Когда в кабинете Захарова собрались заведующие отделами, корреспонденцию не зачитывали. Редактор вызвал Лену и попросил присутствующих высказать свое мнение.

– Я оригинал подписал, а этим все сказано, – бросил с места Танчук, разминая пальцами только что раздобытую сигарету.

– А я выскажу, – поднялся с места Казанин, заведующий отделом пропаганды. Высокий, нескладный, с тонкой шеей, увенчанной большой головой. На макушке ее одиноко торчали три волоска. Он пронзительным взглядом окинул коллег и пригладил торчащие волоски.

– Чего собственно совещаться? – спросил волнуясь. – Оттого что критикуемые важные лица местного значения? Что ж, от этого их вина ничуть не уменьшается. Партийная и государственная дисциплина для всех одинакова. А с коммунистов еще больший спрос. Надо печатать.

Поминутно сморкаясь, страдающий хроническим насморком Сакасян, говорил медленно:

– Да, самое настоящее безобразие, если все это соответствует действительности. Да, нужно печатать, если все здесь не вызывает сомнения. Наш долг защитить честного коммуниста Чабаненко, если он действительно честный, и дать крепко по рукам очковтирателям, если доказано, что они таковые.

– Каково же ваше собственное мнение? – суховато спросил Захаров.

– Я же сказал, Василий Захарович, – пожал плечами Сакасян. – Надо публиковать, если наш коллега имеет все документы. Нужно учитывать, что оппоненты будут сильные.

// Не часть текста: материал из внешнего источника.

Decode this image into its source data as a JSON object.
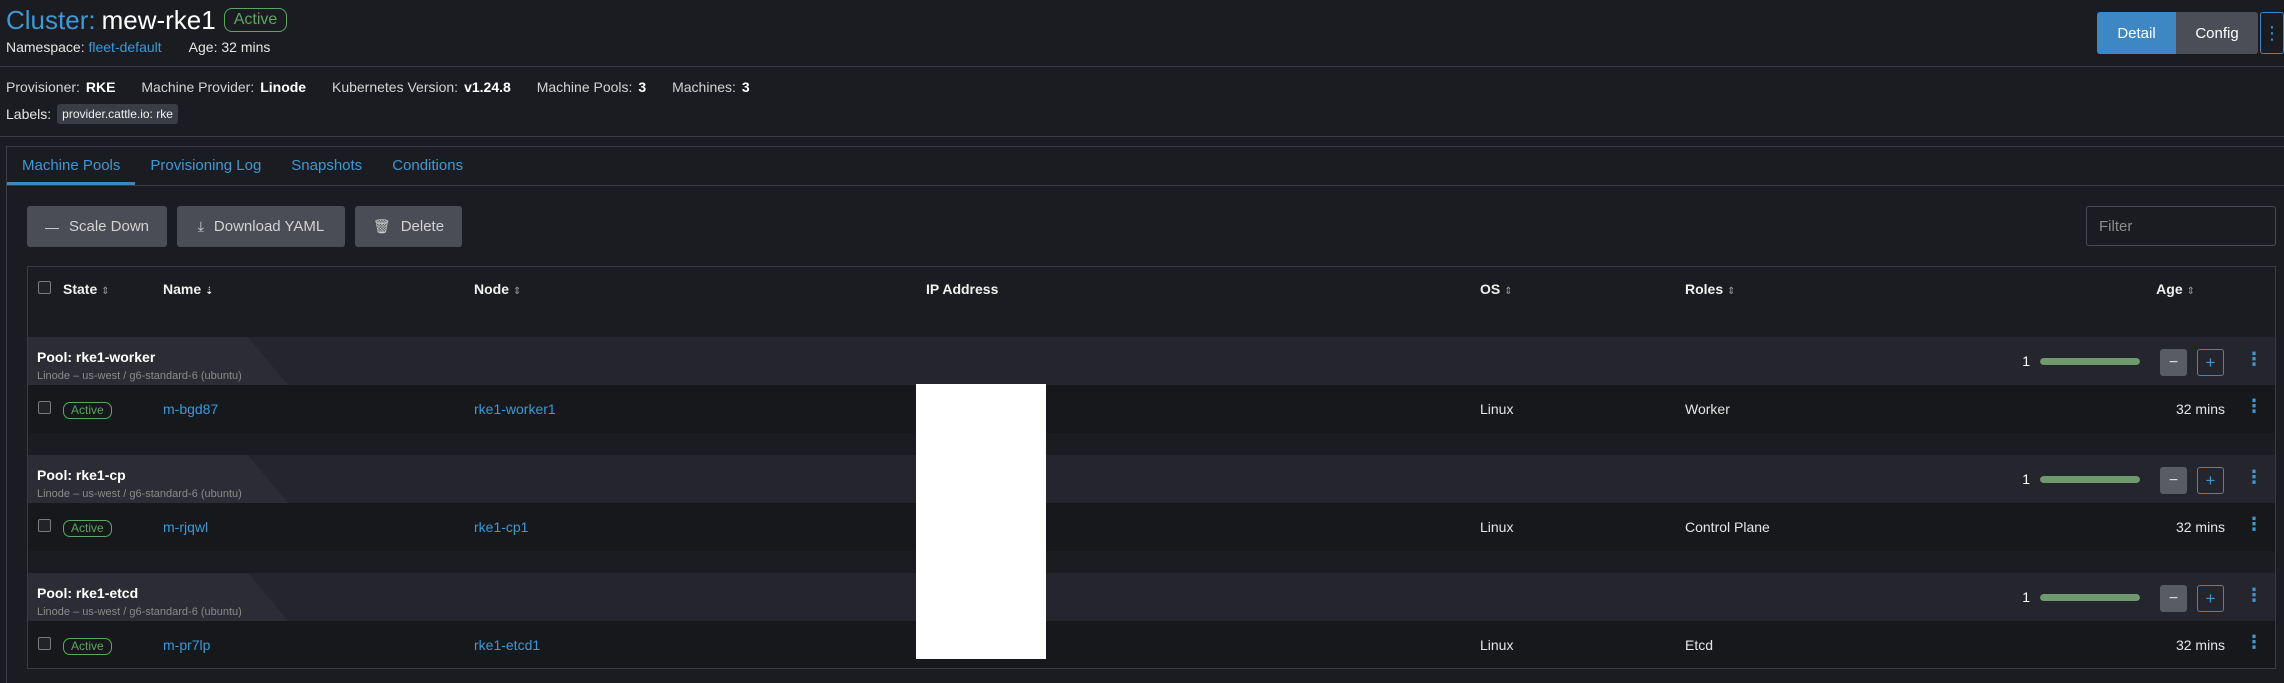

– Документы собраны, Марат Аванесович. Есть письма колхозников, заявления, сводки, записи рассказов людей, копии квитанций, блокнот Чабаненко, – тихо ответила Лена, сидевшая неподалеку от редактора.

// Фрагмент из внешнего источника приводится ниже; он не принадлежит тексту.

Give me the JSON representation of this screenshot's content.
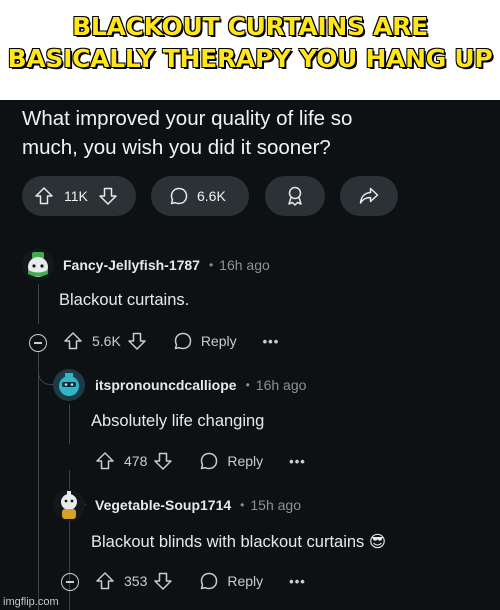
{
  "meme": {
    "caption_line1": "BLACKOUT CURTAINS ARE",
    "caption_line2": "BASICALLY THERAPY YOU HANG UP",
    "caption_color": "#ffe61a"
  },
  "post": {
    "title_line1": "What improved your quality of life so",
    "title_line2": "much, you wish you did it sooner?",
    "score": "11K",
    "comments": "6.6K",
    "icons": [
      "upvote-icon",
      "downvote-icon",
      "comment-icon",
      "award-icon",
      "share-icon"
    ]
  },
  "comments": [
    {
      "author": "Fancy-Jellyfish-1787",
      "time": "16h ago",
      "body": "Blackout curtains.",
      "score": "5.6K",
      "reply_label": "Reply",
      "more_label": "•••"
    },
    {
      "author": "itspronouncdcalliope",
      "time": "16h ago",
      "body": "Absolutely life changing",
      "score": "478",
      "reply_label": "Reply",
      "more_label": "•••"
    },
    {
      "author": "Vegetable-Soup1714",
      "time": "15h ago",
      "body": "Blackout blinds with blackout curtains 😎",
      "score": "353",
      "reply_label": "Reply",
      "more_label": "•••"
    }
  ],
  "watermark": "imgflip.com",
  "colors": {
    "background": "#0e1113",
    "pill": "#2a3236",
    "text": "#e8e8e8",
    "muted": "#8a9296"
  }
}
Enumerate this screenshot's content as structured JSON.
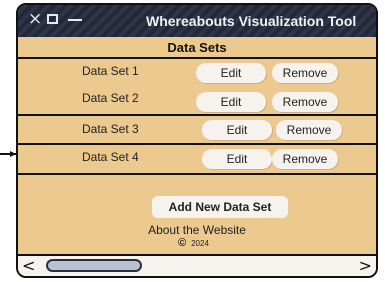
{
  "window": {
    "title": "Whereabouts Visualization Tool",
    "controls": {
      "close": "×"
    }
  },
  "section": {
    "title": "Data Sets"
  },
  "datasets": [
    {
      "label": "Data Set 1",
      "edit": "Edit",
      "remove": "Remove"
    },
    {
      "label": "Data Set 2",
      "edit": "Edit",
      "remove": "Remove"
    },
    {
      "label": "Data Set 3",
      "edit": "Edit",
      "remove": "Remove"
    },
    {
      "label": "Data Set 4",
      "edit": "Edit",
      "remove": "Remove"
    }
  ],
  "actions": {
    "add": "Add New Data Set"
  },
  "footer": {
    "about": "About the Website",
    "copyright_symbol": "©",
    "year": "2024"
  },
  "scrollbar": {
    "left": "<",
    "right": ">"
  },
  "colors": {
    "background": "#ecc98f",
    "titlebar": "#232838",
    "button": "#f6f3ee"
  }
}
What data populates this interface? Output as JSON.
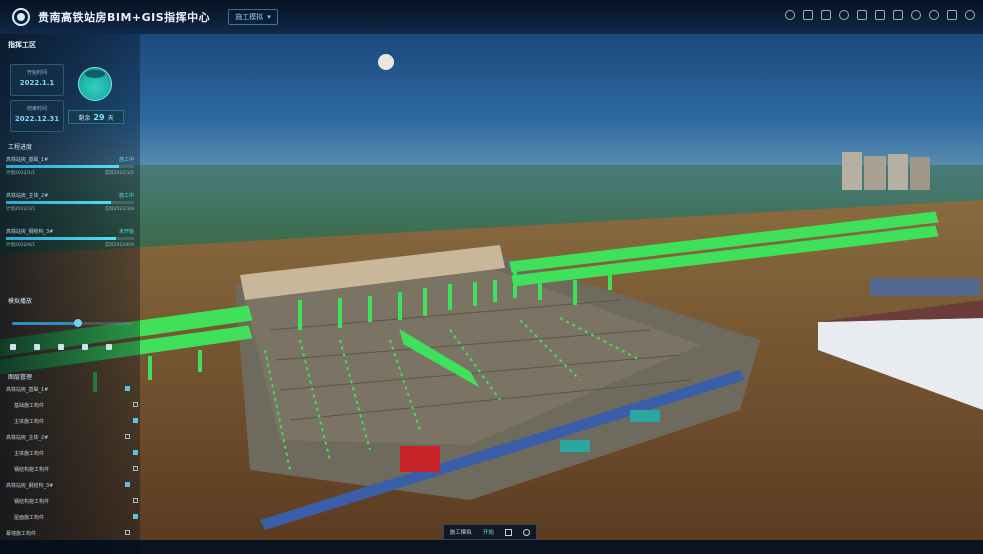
{
  "header": {
    "title": "贵南高铁站房BIM+GIS指挥中心",
    "mode_tab": "施工模拟"
  },
  "left_panel": {
    "heading": "指挥工区",
    "start_date": {
      "label": "开始时间",
      "value": "2022.1.1"
    },
    "end_date": {
      "label": "结束时间",
      "value": "2022.12.31"
    },
    "days": {
      "label": "剩余",
      "value": "29",
      "unit": "天"
    },
    "progress_fraction": 0.7,
    "work_section": {
      "title": "工程进度",
      "items": [
        {
          "name": "高铁站房_基础_1#",
          "status": "施工中",
          "plan": "计划2022/1/1",
          "actual": "实际2022/1/5",
          "progress": 0.88
        },
        {
          "name": "高铁站房_主体_2#",
          "status": "施工中",
          "plan": "计划2022/3/1",
          "actual": "实际2022/3/8",
          "progress": 0.82
        },
        {
          "name": "高铁站房_钢结构_3#",
          "status": "未开始",
          "plan": "计划2022/6/1",
          "actual": "实际2022/6/9",
          "progress": 0.86
        }
      ]
    },
    "play_section": {
      "title": "模拟播放",
      "position": 0.55
    },
    "layer_section": {
      "title": "图层管理",
      "items": [
        {
          "label": "高铁站房_基础_1#",
          "checked": true
        },
        {
          "label": "基础施工构件",
          "checked": false
        },
        {
          "label": "主体施工构件",
          "checked": true
        },
        {
          "label": "高铁站房_主体_2#",
          "checked": false
        },
        {
          "label": "主体施工构件",
          "checked": true
        },
        {
          "label": "钢结构施工构件",
          "checked": false
        },
        {
          "label": "高铁站房_钢结构_3#",
          "checked": true
        },
        {
          "label": "钢结构施工构件",
          "checked": false
        },
        {
          "label": "屋面施工构件",
          "checked": true
        },
        {
          "label": "幕墙施工构件",
          "checked": false
        }
      ]
    }
  },
  "bottom_bar": {
    "tab_1": "施工模拟",
    "tab_2": "开始"
  },
  "colors": {
    "accent": "#4fe0f3",
    "bim_model": "#3fe05a",
    "header_bg": "#06101e"
  },
  "icons": [
    "rotate-icon",
    "home-icon",
    "camera-icon",
    "clock-icon",
    "layers-icon",
    "measure-icon",
    "flag-icon",
    "compass-icon",
    "settings-icon",
    "fullscreen-icon",
    "user-icon"
  ]
}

– Все удовлетворены ответом? – спросил Захаров.

– Я нет, – поднялся Савочкин. – Больше того, я удивлен поспешностью, с какой мы обсуждаем эту корреспонденцию. Мне звонил Яшевский и предупредил, что готовится выпад против него. Должен сказать, что вопрос, поднятый нашим молодым работником, не нов. Мы имели уже подобную кляузу.

– Значит, я написала кляузу? – бросила с места Елена.

– Я этого не сказал. Но не перебивайте меня, пожалуйста. Вместо того, чтобы поинтересоваться успехами прославленного человека товарища Смирнова, вы, Елена Ивановна, пошли, простите меня, по пути, я бы сказал, по ложному пути Курганского. Но у него, я уже как-то говорил, это распространенная болезнь работников отдела писем: во всем видеть недостатки, пороки, подвохи. Но откуда это у вас, недавнего выпускника вуза, молодого человека, молодого коммуниста, молодого журналиста, наконец, гражданина, только вступающего в жизнь? Откуда у вас такой нигилизм, такой скептицизм? Честное слово, не пойму. Я Смирнова знаю давно, сам о нем писал в свое время и, простите, Елена Ивановна, я вам и вашей статье просто не верю. Вас подвели, вы пошли, еще раз сигнализирую, по ложному пути. Поверьте моему опыту. С Яшевским я учился. Не скрою: он честолюбив, заносчив порой, но это уж не такой ужасный порок. А Смирнов?

– А Чабаненко? – вопросом на вопрос ответила Ивченко.

– Малоизвестная личность. Когда-то в свое время он селькорствовал. Вот и осталось у него, как и у Курганского, критическое восприятие действительности, стремление всюду и везде видеть недостатки, преступления и восклицать: «А где же прокурор?»

– Чабаненко коммунист, Илья Терентьевич, фронтовик, специалист.

– Уважаемая Елена Ивановна. Мало ли у нас фронтовиков? Миллионы воевали. Все мы на фронте были. Так что? Только поэтому мы безгрешны? – Савочкин развел руками.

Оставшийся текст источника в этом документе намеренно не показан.